Vor fünfundzwanzig Jahren beeinflusste «Scrubs» das Selbstbild einer ganzen Generation junger Ärzte nachhaltig. Die nun startende zehnte Staffel beleuchtet eine unangenehme Wahrheit: Die Serie war einzigartig in ihrer Darstellung des Spagats zwischen Euphorie und Scheitern, Manie und Depression im Krankenhausalltag.
«Ich bin der Grösste», beginnt John «J. D.» Dorian (Zach Braff) zu Beginn von «Scrubs». Nach nur zwanzig Sekunden muss er jedoch resigniert feststellen: «Ich habe null Ahnung.» Diese drastische Wendung unterstreicht den Kern der Serie: die Kluft zwischen Träumen und Realität.
«Scrubs», 2001 in den USA gestartet und ab 2003 synchronisiert im deutschsprachigen Raum ausgestrahlt, bot einen realistischen Gegenentwurf zur makellosen Darstellung von Ärzten in Serien wie «Emergency Room». Produzent Bill Lawrence präsentierte mit «Scrubs» ein subjektives Lehrstück über Überforderung und Freundschaft im Spitalalltag. Die Serie füllte eine Lücke zwischen der letzten Folge von «M*A*S*H» 1983 und dem Debüt der ambivalenten Figur Gregory House 2004.
Die Ich-Perspektive von J. D., symbolisiert durch Episodentitel mit Possessivpronomen, zeigt ein gefiltertes Geschehen, oft unterbrochen durch Tagträume – eine Flucht aus dem emotionalen Alltag, die abrupt endet. Der Titelsong «I’m no Superman» von Lazlo Bane setzt das emotionale Fundament: Niemand ist perfekt und alle kämpfen mit persönlichen Niederlagen.
Lawrences Figuren sind überzeichnet, dennoch realitätsnah. J. D., Elliot (Sarah Chalke) und Turk (Donald Faison) verkörpern eine jungen Ärztegeneration, die sich in beruflicher wie emotionaler Hinsicht entwickelt – was vielen Zuschauern als humorvolle Selbstbeobachtung diente.

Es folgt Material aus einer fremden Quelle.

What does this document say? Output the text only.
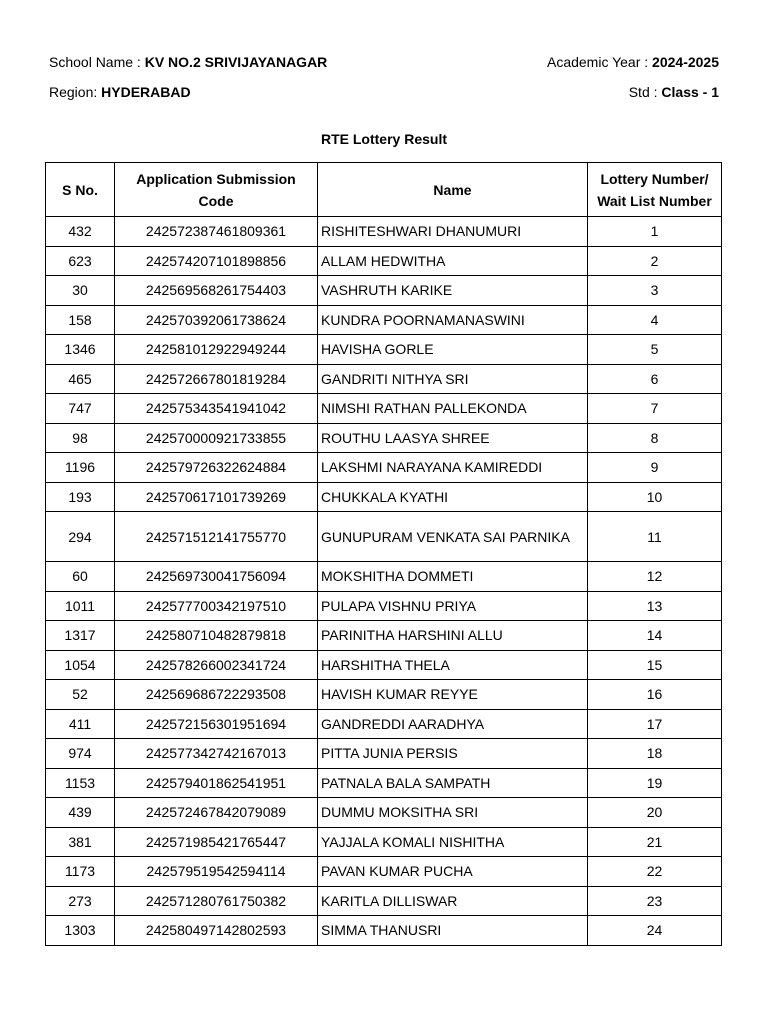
School Name : KV NO.2 SRIVIJAYANAGAR	Academic Year : 2024-2025
Region: HYDERABAD	Std : Class - 1
RTE Lottery Result
S No.	Application Submission Code	Name	Lottery Number/ Wait List Number
432	242572387461809361	RISHITESHWARI DHANUMURI	1
623	242574207101898856	ALLAM HEDWITHA	2
30	242569568261754403	VASHRUTH KARIKE	3
158	242570392061738624	KUNDRA POORNAMANASWINI	4
1346	242581012922949244	HAVISHA GORLE	5
465	242572667801819284	GANDRITI NITHYA SRI	6
747	242575343541941042	NIMSHI RATHAN PALLEKONDA	7
98	242570000921733855	ROUTHU LAASYA SHREE	8
1196	242579726322624884	LAKSHMI NARAYANA KAMIREDDI	9
193	242570617101739269	CHUKKALA KYATHI	10
294	242571512141755770	GUNUPURAM VENKATA SAI PARNIKA	11
60	242569730041756094	MOKSHITHA DOMMETI	12
1011	242577700342197510	PULAPA VISHNU PRIYA	13
1317	242580710482879818	PARINITHA HARSHINI ALLU	14
1054	242578266002341724	HARSHITHA THELA	15
52	242569686722293508	HAVISH KUMAR REYYE	16
411	242572156301951694	GANDREDDI AARADHYA	17
974	242577342742167013	PITTA JUNIA PERSIS	18
1153	242579401862541951	PATNALA BALA SAMPATH	19
439	242572467842079089	DUMMU MOKSITHA SRI	20
381	242571985421765447	YAJJALA KOMALI NISHITHA	21
1173	242579519542594114	PAVAN KUMAR PUCHA	22
273	242571280761750382	KARITLA DILLISWAR	23
1303	242580497142802593	SIMMA THANUSRI	24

Das emotionale Finale der achten Staffel 2009, untermalt von Peter Gabriels «Book of Love», zeigt J. D.s Abschied und eine melancholische Zukunftsvision, die Produzent Bill Lawrence in einem Cameo zerstört. Die neunte Staffel erschien wie ein Fremdkörper, weshalb Fans auf das Revival hoffen.
Entscheidend wird sein, ob «Scrubs» seine Balance zwischen Emotionalität und Slapstick bewahren kann, ohne an Aktualität zu verlieren oder problematische Elemente aus der Vergangenheit zu ignorieren. Donald Faison drückt es prägnant aus: «Wir sind älter geworden.»
Das Publikum ist ebenfalls gealtert und könnte nun eine Renaissance erleben, die das Älterwerden mit Humor annimmt. Die Serie wird auch ein Vermächtnis tragen: den labilen Underdog Ted Buckland (Sam Lloyd), der an einem Hirntumor starb.
In einer Serie, die das Leben feiert und dem Tod etwas Komisches abgewinnt, ist dieser Verlust eine bittere Realität. Staffel 10 startet am 25. März auf Disney+. Es gibt 9 Folgen à 20 Minuten.